Impossible, en regardant Discount, premier long métrage de Louis-Julien Petit, de ne pas penser aux fameuses comédies sociales dont le cinéma britannique s’est fait une spécialité, des Virtuoses à Billy Elliot en passant par The Full Monty ou le récent Pride – et dont Ken Loach serait la figure tutélaire. Si la comparaison est évidente et un brin paresseuse, le jeune cinéaste force l’admiration en s’appropriant ces références pour mieux les contourner, d’autant que les pièges qui guettent un tel projet sont nombreux : misérabilisme, complaisance, clichés à la pelle et humour ras-du-sol, pour n’en nommer que quelques-uns. Avec un certain panache, Discount évite de sombrer dans ces écueils et, sans tutoyer les sommets, réussit là où tant d’autres comédies françaises échouent souvent : crédible, drôle, émouvante, parfois maladroite mais résolument sincère.
Personnages encombrés
Gilles, Emma, Alfred et Momo, employés d’un supermarché de hard discount, voient leurs postes déjà précaires menacés par la mise en place de caisses automatiques. Pour faire la nique à l’exploitation de plus en plus outrancière de leurs statuts, ils décident de monter un supermarché clandestin à prix très réduits en détournant les stocks invendus.
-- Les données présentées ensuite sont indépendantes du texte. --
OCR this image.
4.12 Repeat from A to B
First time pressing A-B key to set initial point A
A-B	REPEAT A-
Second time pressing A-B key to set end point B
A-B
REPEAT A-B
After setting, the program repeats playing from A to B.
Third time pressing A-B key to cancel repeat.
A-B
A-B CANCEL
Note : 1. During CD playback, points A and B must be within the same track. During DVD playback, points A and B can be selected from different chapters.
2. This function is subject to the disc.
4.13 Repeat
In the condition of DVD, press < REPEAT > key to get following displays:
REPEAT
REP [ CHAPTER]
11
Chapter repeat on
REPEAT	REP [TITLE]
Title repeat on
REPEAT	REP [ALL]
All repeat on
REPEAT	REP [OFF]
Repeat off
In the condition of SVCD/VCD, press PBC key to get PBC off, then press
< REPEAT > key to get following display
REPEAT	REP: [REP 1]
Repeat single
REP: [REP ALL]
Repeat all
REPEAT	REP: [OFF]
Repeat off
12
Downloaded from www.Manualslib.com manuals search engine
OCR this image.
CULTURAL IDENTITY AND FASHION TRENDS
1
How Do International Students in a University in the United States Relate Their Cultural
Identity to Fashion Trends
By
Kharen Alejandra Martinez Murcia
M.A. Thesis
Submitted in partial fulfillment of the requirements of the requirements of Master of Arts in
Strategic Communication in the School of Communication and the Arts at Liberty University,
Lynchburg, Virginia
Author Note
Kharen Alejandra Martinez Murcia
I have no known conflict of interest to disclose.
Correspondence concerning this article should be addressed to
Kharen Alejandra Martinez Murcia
La formule, d’abord gagnante, n’est évidemment pas sans risques et ne tarde pas à mettre la bande en difficulté… Louis-Julien Petit s’attache à brosser les portraits de ces héros ordinaires, mi-Robins des Bois, mi-Pieds Nickelés, avec un sens du détail qui se révèle à double tranchant : s’il sert le film par sa précision et sa rigueur quasi-documentaire, il lui donne aussi un côté « catalogue » qui alourdit parfois le propos. De la jeune mère célibataire dont le parcours est pour le moins chaotique au jeune rebelle qui prend soin de son père malade, en passant même par la gérante du magasin aux méthodes sournoises et à la vie affective en berne (le personnage le plus anecdotique du film, tentative un peu grossière d’humaniser un personnage a priori détestable), le scénario regorge de figures cabossées et volontairement complexes. On saura gré au réalisateur de ne pas céder à la facilité, mais le film aurait sans doute gagné à moins s’encombrer de notules biographiques pour ses personnages, qu’on aurait aimés malgré tout. Car le récit de ce grand détournement à des fins autant solidaires qu’individualistes, donc parfaitement humaines, se suffit déjà grandement à lui-même, tant les événements révèlent déjà suffisamment de la personnalité des uns et des autres.
No more drama
La beauté du film réside précisément dans la montée en puissance de l’idée géniale de la bande, et dans la façon dont elle met à jour les débats qui les agitent, collectivement et individuellement. Chaque personnage est à un moment du film tiraillé entre l’idéal politique que le geste met en œuvre concrètement et le gain que chacun en retire avec une satisfaction d’autant plus légitime que tous, englués dans la précarité, ont abandonné tout espoir de lendemains qui chantent. L’émotion affleure souvent, mais c’est une émotion qui refuse le pathos, une émotion galvanisante et salutaire, qui embrasse sans étouffer, sans prendre en otage. Discount, il ne faut pas l’oublier, est aussi et avant tout une comédie, aux dialogues finement ciselés, portée par des seconds rôles que l’on est heureux de (re)voir au premier plan – particulièrement la merveilleuse Corinne Masiero (inoubliable Louise Wimmer dans le film homonyme de Cyril Mennegun) ou encore Pascal Demolon – et un premier à qui on souhaite un bel avenir, Olivier Barthélémy, plutôt convaincant dans le rôle central et pas évident du beau héros taiseux au cœur tendre. On rit de bon cœur, avec eux, pour eux, et le sentiment fabuleux que ces personnages de fiction sont à la fois si réels et plus grands que la vie même fait de Discount une découverte joliment imparfaite, qu’on a envie de garder près de soi, tout contre le cœur.